31 de octubre 2011 - 12:47

Siempre hay un motivo para decir "Gracias, Charly"

Charly García. (Foto: Maximilano Vernazza)
Charly García. (Foto: Maximilano Vernazza)
Remeras con su cara y un sinfín de brazaletes de "Say No More" inundaban el Gran Rex. "Es el más grande", "el referente", "los cimientos de toda la música que escucho" dijeron a ámbito.com tres espectadores uruguayos que viajaron especialmente para disfrutar de este regreso a la calle Corrientes.

"A Charly lo voy a ver así le falten todos los dientes, las piernas o lo que sea", finalizó uno de ellos al referirse a su ídolo. Pero García, con sus recientemente estrenados 60 años, demostró en el marco del concierto "Detrás de las paredes" que puede enfrentar cualquier posible carencia que se le presente en este momento de su carrera.

Con un clip que recorrió su intensa trayectoria y la voz en off de Graciela Borges y Juan Alberto Badía repasando fragmentos de sus canciones, apareció él. Con una capa negra y un cigarrillo en su mano, Charly García puso de pie a todo el teatro, que no sabía de edades ni nacionalidades, a juzgar por el público presente.

"Instituciones" fue el puntapié inicial para un recital de dos horas y 22 temas, donde hubo lugar para el recuerdo, la emoción y también para las risas, con un García verborrágico del principio al final.

En "Rezo por vos" evocó a Pappo y pidió un aplauso para Gustavo Cerati. "Dios existe", dijo el artista eterno en medio de la ovación de los espectadores. Y junto a una de las tazas de té que lo acompañaron durante todo el show, continuó con aquello que nadie puede discutirle: "Sigamos tocando, que es lo mejor que hago".

Casi como una ceremonia en las presentaciones de los artistas argentinos durante el último tiempo, al homenaje al ex Soda Stereo le siguió la mención a la tucumana más famosa, con quien Charly grabó en 1997 "Alta fidelidad". "Quiero dedicarle este tema a una heroína mía que se llama Mercedes Sosa". Y así sonó, ovación de por medio, "Cuchillos".

A su ajustadísima banda, The Prostitution, se sumó Juanse para "La sal no sala". "¡Grande, Pomelo!" se escuchaba desde varios sectores de la sala, en referencia al personaje de Diego Capusotto que poca gracia le causa al ex Ratones Paranoicos.
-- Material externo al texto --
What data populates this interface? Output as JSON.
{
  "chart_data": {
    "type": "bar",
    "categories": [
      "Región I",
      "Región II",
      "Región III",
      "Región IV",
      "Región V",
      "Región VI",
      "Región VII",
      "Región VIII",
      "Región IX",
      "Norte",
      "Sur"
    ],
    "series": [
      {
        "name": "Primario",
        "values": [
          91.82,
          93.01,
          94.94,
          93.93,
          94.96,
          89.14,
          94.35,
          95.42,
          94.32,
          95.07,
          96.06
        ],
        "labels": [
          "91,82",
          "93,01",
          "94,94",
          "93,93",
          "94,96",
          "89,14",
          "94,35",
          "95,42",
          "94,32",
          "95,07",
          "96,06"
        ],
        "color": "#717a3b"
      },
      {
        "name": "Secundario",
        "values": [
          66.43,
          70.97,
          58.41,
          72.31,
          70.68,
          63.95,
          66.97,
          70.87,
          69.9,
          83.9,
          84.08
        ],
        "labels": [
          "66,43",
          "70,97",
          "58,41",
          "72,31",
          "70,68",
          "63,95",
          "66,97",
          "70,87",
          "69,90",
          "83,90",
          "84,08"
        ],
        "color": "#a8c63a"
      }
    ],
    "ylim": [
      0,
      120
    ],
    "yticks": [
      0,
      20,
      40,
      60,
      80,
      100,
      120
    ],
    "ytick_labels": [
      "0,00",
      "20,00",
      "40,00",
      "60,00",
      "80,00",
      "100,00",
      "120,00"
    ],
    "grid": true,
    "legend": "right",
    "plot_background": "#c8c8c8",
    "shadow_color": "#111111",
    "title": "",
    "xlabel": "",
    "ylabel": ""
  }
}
Obras como "Inconsciente colectivo" y "Rasguña las piedras" mojaban las mejillas de muchos de los asistentes, que secaban sus lágrimas sin preocuparse por disimular. Porque hablar del hombre del bigote bicolor no es simplemente hablar de música. Detrás de su obra está también la historia argentina de los últimos 40 años.

"Este país está pasando por algo que ojalá sea muy bueno. Yo tengo fe, como mi amigo Palito", sentenció el artista un poco en broma y un poco en serio. Y con "Piano bar" y "Canción para mi muerte" finalizó una noche donde la calma y la entrega fueron protagonistas. El nuevo García se subió al escenario una vez más y le recordó a todos que siempre hay un motivo para decir "Gracias, Charly".